Die Beratung des Einzelrichters

Neues aus der Kategorie „Skurrile Gesetzesauslegung“:

Bei der Lektüre des im übrigen sehr schönen StPO-Lehrbuchs von Schroeder (ich habe eine alte Auflage, die neueste hat schon einen Co-Autoren..) stieß ich auf das, äh, „Problem“, dass § 260 Abs. 1 StPO vorschreibt:

Die Hauptverhandlung schließt mit der auf die Beratung folgenden Verkündung des Urteils.

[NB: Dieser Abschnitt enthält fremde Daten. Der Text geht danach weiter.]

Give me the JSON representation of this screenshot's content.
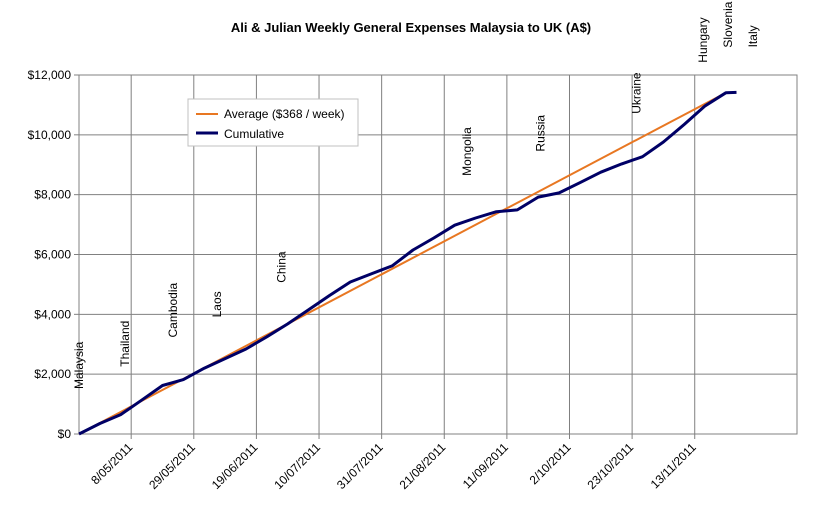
{
  "chart_data": {
    "type": "line",
    "title": "Ali & Julian Weekly General Expenses Malaysia to UK (A$)",
    "xlabel": "",
    "ylabel": "",
    "x_axis": "week",
    "x_range": [
      0,
      34.4
    ],
    "ylim": [
      0,
      12000
    ],
    "y_ticks": [
      0,
      2000,
      4000,
      6000,
      8000,
      10000,
      12000
    ],
    "y_tick_labels": [
      "$0",
      "$2,000",
      "$4,000",
      "$6,000",
      "$8,000",
      "$10,000",
      "$12,000"
    ],
    "x_tick_labels": [
      "8/05/2011",
      "29/05/2011",
      "19/06/2011",
      "10/07/2011",
      "31/07/2011",
      "21/08/2011",
      "11/09/2011",
      "2/10/2011",
      "23/10/2011",
      "13/11/2011"
    ],
    "grid": true,
    "legend_position": "top-left",
    "series": [
      {
        "name": "Average ($368 / week)",
        "color": "#e87722",
        "points": [
          [
            0,
            0
          ],
          [
            31,
            11408
          ]
        ]
      },
      {
        "name": "Cumulative",
        "color": "#000066",
        "points": [
          [
            0,
            0
          ],
          [
            1,
            350
          ],
          [
            2,
            650
          ],
          [
            3,
            1130
          ],
          [
            4,
            1620
          ],
          [
            5,
            1820
          ],
          [
            6,
            2200
          ],
          [
            7,
            2520
          ],
          [
            8,
            2840
          ],
          [
            9,
            3250
          ],
          [
            10,
            3680
          ],
          [
            11,
            4150
          ],
          [
            12,
            4630
          ],
          [
            13,
            5080
          ],
          [
            14,
            5350
          ],
          [
            15,
            5620
          ],
          [
            16,
            6150
          ],
          [
            17,
            6550
          ],
          [
            18,
            6980
          ],
          [
            19,
            7220
          ],
          [
            20,
            7430
          ],
          [
            21,
            7490
          ],
          [
            22,
            7920
          ],
          [
            23,
            8060
          ],
          [
            24,
            8400
          ],
          [
            25,
            8750
          ],
          [
            26,
            9030
          ],
          [
            27,
            9270
          ],
          [
            28,
            9760
          ],
          [
            29,
            10350
          ],
          [
            30,
            10970
          ],
          [
            31,
            11408
          ],
          [
            31.5,
            11420
          ]
        ]
      }
    ],
    "annotations": [
      {
        "text": "Malaysia",
        "x": 0
      },
      {
        "text": "Thailand",
        "x": 2.2
      },
      {
        "text": "Cambodia",
        "x": 4.5
      },
      {
        "text": "Laos",
        "x": 6.6
      },
      {
        "text": "China",
        "x": 9.7
      },
      {
        "text": "Mongolia",
        "x": 18.6
      },
      {
        "text": "Russia",
        "x": 22.1
      },
      {
        "text": "Ukraine",
        "x": 26.7
      },
      {
        "text": "Hungary",
        "x": 29.9
      },
      {
        "text": "Slovenia",
        "x": 31.1
      },
      {
        "text": "Italy",
        "x": 32.3
      }
    ]
  }
}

Die meisten Urteile werden jedoch vom Einzelrichter verkündet. Muss sich der auch beraten? „Selbstverständlich“, sagt Schroeder, und argumentiert:

Ist die Bestimmung des § 260 Abs. 1 StPO mit ihrem Erfordernis einer „Beratung“ unpräzise gefasst, weil sie für die zahlreichen Hauptverhandlungen vor dem Einzelrichter gar nicht gelten kann? Überzeugender erscheint es, den Begriff der „Beratung“ nicht formell als Diskussion unter mehreren Beteiligten, sondern materiell als Gewinnung des Urteils durch Würdigung der Beweise, Subsumierung des Sachverhalts und die die einschlägige Strafvorschrift und Zumessung der Strafe aufzufassen. Bei einer solchen Betrachtung ist eine „Beratung“ auch beim Einzelrichter erforderlich. Sie spielt sich hier allerdings im Inneren des Einzelrichters selbst ab. „Der Einzelrichter berät nur mit sich selbst“ (BGH 11, 79).

Ich räume ein, das hat den Sexappeal von „Fun with flags“. Das ändert aber nichts daran, dass mich diese Stelle immer wieder zum Schmunzeln bringt.